TWO ATTACKS AND A WARNING

The Bishop was Vice-Chairman of the newly founded Social and Industrial Council of the Church of England, and at its fourth meeting on 26 February 1953, which he chaired, the Council decided it 'should consider publishing a report on Moral Re-Armament'. Three months earlier the Council 24 had asked Gerald Steel, Managing Director of the Sheffield-based United Steel Company and a member of the Council, to produce a short factual account of Moral Re-Armament's work in industry, which he now presented. In introducing it, he said 'he knew a number of people who were extremely critical of the Church who were saying MRA was first-class and that the Church, as far as they could make out, was sneering at it, and they did not think very much of the Church on that score.' He thought the Church should make its position clear. This was generally agreed and the matter was passed to the Council's Standing Committee. 25

The Standing Committee set up a Working Party.
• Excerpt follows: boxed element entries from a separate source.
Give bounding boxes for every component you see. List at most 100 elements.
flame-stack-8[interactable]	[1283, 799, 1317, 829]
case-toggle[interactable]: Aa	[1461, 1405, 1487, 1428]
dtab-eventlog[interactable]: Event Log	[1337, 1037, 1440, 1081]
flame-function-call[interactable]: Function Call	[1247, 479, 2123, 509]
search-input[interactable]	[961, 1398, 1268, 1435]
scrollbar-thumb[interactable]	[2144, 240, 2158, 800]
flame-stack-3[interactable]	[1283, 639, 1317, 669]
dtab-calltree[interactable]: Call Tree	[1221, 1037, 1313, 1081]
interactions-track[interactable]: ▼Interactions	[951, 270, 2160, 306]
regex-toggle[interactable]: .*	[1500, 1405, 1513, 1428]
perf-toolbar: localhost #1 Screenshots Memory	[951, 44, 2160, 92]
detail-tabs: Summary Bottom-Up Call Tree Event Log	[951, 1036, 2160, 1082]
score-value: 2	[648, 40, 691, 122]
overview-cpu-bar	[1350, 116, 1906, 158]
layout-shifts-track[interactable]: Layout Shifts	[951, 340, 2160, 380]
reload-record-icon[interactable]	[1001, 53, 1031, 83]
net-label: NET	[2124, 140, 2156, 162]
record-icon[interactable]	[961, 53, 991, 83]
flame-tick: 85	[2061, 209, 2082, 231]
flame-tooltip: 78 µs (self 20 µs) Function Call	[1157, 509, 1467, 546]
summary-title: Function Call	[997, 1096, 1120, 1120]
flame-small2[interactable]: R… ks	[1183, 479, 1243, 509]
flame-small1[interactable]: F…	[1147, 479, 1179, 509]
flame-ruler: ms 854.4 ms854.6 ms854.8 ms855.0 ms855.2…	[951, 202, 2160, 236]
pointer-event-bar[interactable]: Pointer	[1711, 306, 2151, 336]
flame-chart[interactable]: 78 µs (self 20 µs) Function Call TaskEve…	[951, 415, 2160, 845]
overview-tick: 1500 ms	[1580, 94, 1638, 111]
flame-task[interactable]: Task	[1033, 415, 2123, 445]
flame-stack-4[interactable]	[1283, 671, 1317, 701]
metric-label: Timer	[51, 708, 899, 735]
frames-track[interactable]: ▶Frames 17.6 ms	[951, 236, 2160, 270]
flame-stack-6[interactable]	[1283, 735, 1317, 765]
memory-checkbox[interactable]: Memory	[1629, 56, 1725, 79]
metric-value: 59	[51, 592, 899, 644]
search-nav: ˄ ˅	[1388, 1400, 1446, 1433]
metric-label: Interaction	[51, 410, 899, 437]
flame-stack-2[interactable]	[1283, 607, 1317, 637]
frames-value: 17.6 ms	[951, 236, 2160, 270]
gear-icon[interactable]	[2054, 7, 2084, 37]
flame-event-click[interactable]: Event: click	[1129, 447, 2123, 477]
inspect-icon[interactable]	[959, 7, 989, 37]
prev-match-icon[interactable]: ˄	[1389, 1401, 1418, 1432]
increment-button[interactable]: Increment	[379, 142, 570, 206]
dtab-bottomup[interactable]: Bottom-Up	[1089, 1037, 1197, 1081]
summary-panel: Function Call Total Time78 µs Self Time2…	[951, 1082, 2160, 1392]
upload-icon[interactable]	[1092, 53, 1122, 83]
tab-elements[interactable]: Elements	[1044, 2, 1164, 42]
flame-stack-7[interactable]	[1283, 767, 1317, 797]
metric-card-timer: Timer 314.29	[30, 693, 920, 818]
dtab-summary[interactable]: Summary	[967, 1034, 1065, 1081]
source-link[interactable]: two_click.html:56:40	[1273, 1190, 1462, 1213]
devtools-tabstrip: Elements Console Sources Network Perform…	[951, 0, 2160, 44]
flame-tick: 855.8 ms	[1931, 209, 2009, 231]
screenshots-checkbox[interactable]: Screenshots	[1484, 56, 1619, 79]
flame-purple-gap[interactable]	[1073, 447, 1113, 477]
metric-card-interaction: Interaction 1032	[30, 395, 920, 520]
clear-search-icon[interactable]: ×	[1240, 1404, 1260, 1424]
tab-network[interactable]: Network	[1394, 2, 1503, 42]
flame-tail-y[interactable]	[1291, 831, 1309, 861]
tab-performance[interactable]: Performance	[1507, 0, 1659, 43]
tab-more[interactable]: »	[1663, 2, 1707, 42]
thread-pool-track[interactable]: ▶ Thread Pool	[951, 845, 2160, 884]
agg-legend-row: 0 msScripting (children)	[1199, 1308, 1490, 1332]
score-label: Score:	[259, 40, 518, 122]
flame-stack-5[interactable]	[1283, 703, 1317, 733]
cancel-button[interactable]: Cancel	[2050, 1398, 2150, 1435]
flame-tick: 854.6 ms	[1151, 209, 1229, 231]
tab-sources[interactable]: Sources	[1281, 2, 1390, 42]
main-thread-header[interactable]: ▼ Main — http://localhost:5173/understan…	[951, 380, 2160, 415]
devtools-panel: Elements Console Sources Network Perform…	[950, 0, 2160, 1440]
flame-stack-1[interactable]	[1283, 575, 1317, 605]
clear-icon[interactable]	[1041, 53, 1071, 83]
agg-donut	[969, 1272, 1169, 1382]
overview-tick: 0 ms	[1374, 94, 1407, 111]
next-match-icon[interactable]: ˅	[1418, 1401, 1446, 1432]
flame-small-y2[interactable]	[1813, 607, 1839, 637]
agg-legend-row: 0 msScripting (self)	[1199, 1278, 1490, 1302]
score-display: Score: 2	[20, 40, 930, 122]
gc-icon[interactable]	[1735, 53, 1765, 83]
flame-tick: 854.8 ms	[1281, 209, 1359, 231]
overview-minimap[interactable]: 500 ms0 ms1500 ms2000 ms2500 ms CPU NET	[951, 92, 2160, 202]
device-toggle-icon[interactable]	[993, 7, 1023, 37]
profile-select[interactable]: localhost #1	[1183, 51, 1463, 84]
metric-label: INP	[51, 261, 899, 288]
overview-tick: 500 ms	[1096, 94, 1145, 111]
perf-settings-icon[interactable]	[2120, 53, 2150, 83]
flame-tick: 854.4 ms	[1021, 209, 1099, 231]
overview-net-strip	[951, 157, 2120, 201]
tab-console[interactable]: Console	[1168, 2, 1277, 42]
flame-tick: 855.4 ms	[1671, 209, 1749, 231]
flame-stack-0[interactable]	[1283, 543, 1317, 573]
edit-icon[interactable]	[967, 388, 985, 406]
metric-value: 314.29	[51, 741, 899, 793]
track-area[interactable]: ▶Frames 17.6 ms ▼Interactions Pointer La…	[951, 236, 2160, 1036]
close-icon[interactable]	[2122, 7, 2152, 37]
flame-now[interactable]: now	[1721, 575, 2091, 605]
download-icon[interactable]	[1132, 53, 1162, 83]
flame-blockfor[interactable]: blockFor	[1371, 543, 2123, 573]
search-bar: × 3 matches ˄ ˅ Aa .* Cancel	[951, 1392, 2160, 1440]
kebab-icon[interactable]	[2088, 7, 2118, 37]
Canon Cyril Hudson of St Albans, who undertook to be both Convenor and Secretary, selected as Chairman, 'acting on his own initiative',26 the Bishop of Colchester, the Rt Revd F. D. V. Narborough, who had been a consistent critic of Buchman's work since the 1920s. Canon Wickham was co-opted. Another of those co-opted had shortly before expressed strong disapproval of Buchman's work in a conversation with MRA workers. None of those suggested in the Council or the Standing Committee who had recent association with Moral Re-Armament was included or consulted. The Revd Dennis Nineham* and Bishop Geoffrey Alien* were invited to draft the theological and psychological chapters of the report, while Canon Wickham was to be entrusted with the third and last chapter, 'The Social Thinking of MRA'.27

(* Professor of Biblical and Historical Theology, King's College, London, 1954-1958.)

(* Then Principal of Ripon Hall, Oxford, and later Bishop of Derby. In the early thirties as Chaplain of Lincoln College, Oxford, he had worked closely with the Oxford Group but by then, in his own words, 'had had no active association for many years'.)